When the door is shut, Marius shakes his head, saying “Poor Cosette, when she finds out…” Valjean trembles and says he hadn’t thought that he would tell Cosette. He begins to sob. Marius reassures him that he’ll keep his secret. Valjean asks if Marius thinks he should see Cosette any more. Marius answers that it would be better not to. Valjean murmurs agreement, and turns to go. Suddenly, he turns around, livid, and says all he wants is to go to see her—this is why he’s confessed all. If Marius permits it, he’ll come every so often, as rarely as Marius pleases, at night, perhaps, to be safer. Marius says he may come every evening.
This back-and-forth shows how both Marius and Valjean struggle between their own desires and wanting to sacrifice something for the greater good. Marius is thunderstruck by Valjean’s confession, but at the last moment seems to take pity on him by allowing Valjean to continue to visit Cosette, while Valjean can’t help but cling to this, the last piece of happiness left in his life.
Chapter 2 Marius struggles to accept this new knowledge, and wonders if he hasn’t been imprudent. He admits to himself that he never even mentioned the Gorbeau hovel affair to Cosette, nor made any inquiries about the family: he’d only had time for love. He wonders if it would have changed anything had he discovered Valjean was a convict, and he realizes he wouldn’t have loved her any less. Still, Valjean revealed his situation to him, which nothing forced him to do, so his conscience may well be awakening. As Fauchelevent, Marius had distrusted him, but as Valjean, he now seems sincere.
As Marius mentally traverses the mysteries that he’d pushed aside, he has to acknowledge that a number of elements about Cosette’s family life never added up, and that love, in this case, ended up being an accomplice to Valjean’s concealment. Marius begins to contemplate Valjean’s decisions, attempting to judge him with as much fairness as he can muster, as he decides whether or not Valjean deserves forgiveness.

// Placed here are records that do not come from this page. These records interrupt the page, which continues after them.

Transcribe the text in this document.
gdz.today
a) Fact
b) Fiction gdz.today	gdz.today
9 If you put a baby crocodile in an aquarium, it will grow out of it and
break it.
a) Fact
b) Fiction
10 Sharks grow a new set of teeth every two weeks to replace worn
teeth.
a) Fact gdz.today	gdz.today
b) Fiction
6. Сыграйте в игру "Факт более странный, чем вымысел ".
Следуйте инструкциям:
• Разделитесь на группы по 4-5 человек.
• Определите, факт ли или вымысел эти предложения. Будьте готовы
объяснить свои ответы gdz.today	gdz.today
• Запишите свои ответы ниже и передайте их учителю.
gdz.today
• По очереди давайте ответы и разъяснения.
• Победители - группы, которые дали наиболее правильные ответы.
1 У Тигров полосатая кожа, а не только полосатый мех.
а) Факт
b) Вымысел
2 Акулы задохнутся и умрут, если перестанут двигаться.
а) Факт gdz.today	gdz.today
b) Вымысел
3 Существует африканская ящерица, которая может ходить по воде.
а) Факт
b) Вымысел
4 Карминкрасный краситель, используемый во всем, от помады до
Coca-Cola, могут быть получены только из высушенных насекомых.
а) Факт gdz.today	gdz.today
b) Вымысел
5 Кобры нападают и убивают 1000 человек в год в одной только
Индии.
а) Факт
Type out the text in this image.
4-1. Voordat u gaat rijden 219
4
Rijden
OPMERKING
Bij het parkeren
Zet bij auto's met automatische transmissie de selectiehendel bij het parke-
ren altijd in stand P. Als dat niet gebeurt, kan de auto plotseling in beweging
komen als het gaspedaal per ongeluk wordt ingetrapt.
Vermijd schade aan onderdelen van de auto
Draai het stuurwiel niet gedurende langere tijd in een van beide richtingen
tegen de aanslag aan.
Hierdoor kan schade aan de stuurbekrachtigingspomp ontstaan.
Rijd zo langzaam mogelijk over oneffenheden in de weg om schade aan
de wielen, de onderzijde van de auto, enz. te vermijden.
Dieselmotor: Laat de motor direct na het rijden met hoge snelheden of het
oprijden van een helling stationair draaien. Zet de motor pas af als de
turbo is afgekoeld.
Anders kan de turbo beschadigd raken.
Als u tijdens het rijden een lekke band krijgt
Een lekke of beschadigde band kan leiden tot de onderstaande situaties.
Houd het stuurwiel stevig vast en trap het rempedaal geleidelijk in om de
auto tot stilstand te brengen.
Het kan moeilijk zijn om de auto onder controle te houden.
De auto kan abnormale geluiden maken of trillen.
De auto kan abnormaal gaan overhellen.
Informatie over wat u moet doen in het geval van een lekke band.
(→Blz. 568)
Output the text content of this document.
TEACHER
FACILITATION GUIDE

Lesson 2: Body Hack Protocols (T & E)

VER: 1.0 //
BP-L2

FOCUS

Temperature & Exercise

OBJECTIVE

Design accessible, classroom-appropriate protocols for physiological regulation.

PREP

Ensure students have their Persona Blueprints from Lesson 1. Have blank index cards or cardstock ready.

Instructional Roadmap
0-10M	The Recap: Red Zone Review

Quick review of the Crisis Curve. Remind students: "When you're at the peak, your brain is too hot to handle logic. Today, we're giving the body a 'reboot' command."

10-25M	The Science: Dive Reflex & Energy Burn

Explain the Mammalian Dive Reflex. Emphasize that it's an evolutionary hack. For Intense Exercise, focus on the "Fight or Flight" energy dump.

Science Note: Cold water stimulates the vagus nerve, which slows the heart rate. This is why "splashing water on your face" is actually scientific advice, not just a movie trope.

Then Marius asks himself why Valjean came to the barricade, and he recalls Valjean dragging Javert down the street, as well as the pistol shot. Marius asks himself how it was that crime and innocence, in the form of Valjean and Cosette, could have coexisted for so long—the monster shadowing the angel. Marius realizes how little man can know of God’s tools and means. But he continues to return to what he knows: Valjean is a convict, the lowest rung of the social ladder. Marius has not yet questioned this ladder, and so Valjean appears repulsive to him. Marius had not dared to ask him further, probing questions, because he was afraid that this darkness would cast a shadow onto his life with Cosette. So now he shuts his eyes to Valjean. Meanwhile, though, he begins to ask Cosette more about her childhood, and learns that by all accounts, Valjean was nothing but good to her.
We’re asked to recall the scene at the barricades, where the narration allows a gulf of dramatic irony to open up between what Marius assumes (that Valjean killed Javert) and what the reader knows. Marius is not entirely convinced that he should condemn Valjean, especially given other signs of the man’s goodness to Cosette and others. But he—like Cosette when she shuddered at the sight of the convicts marching to the galleys—is a “regular” member of society in that he assumes convicts are in prison for a reason, are there justly, and should be socially condemned as a result.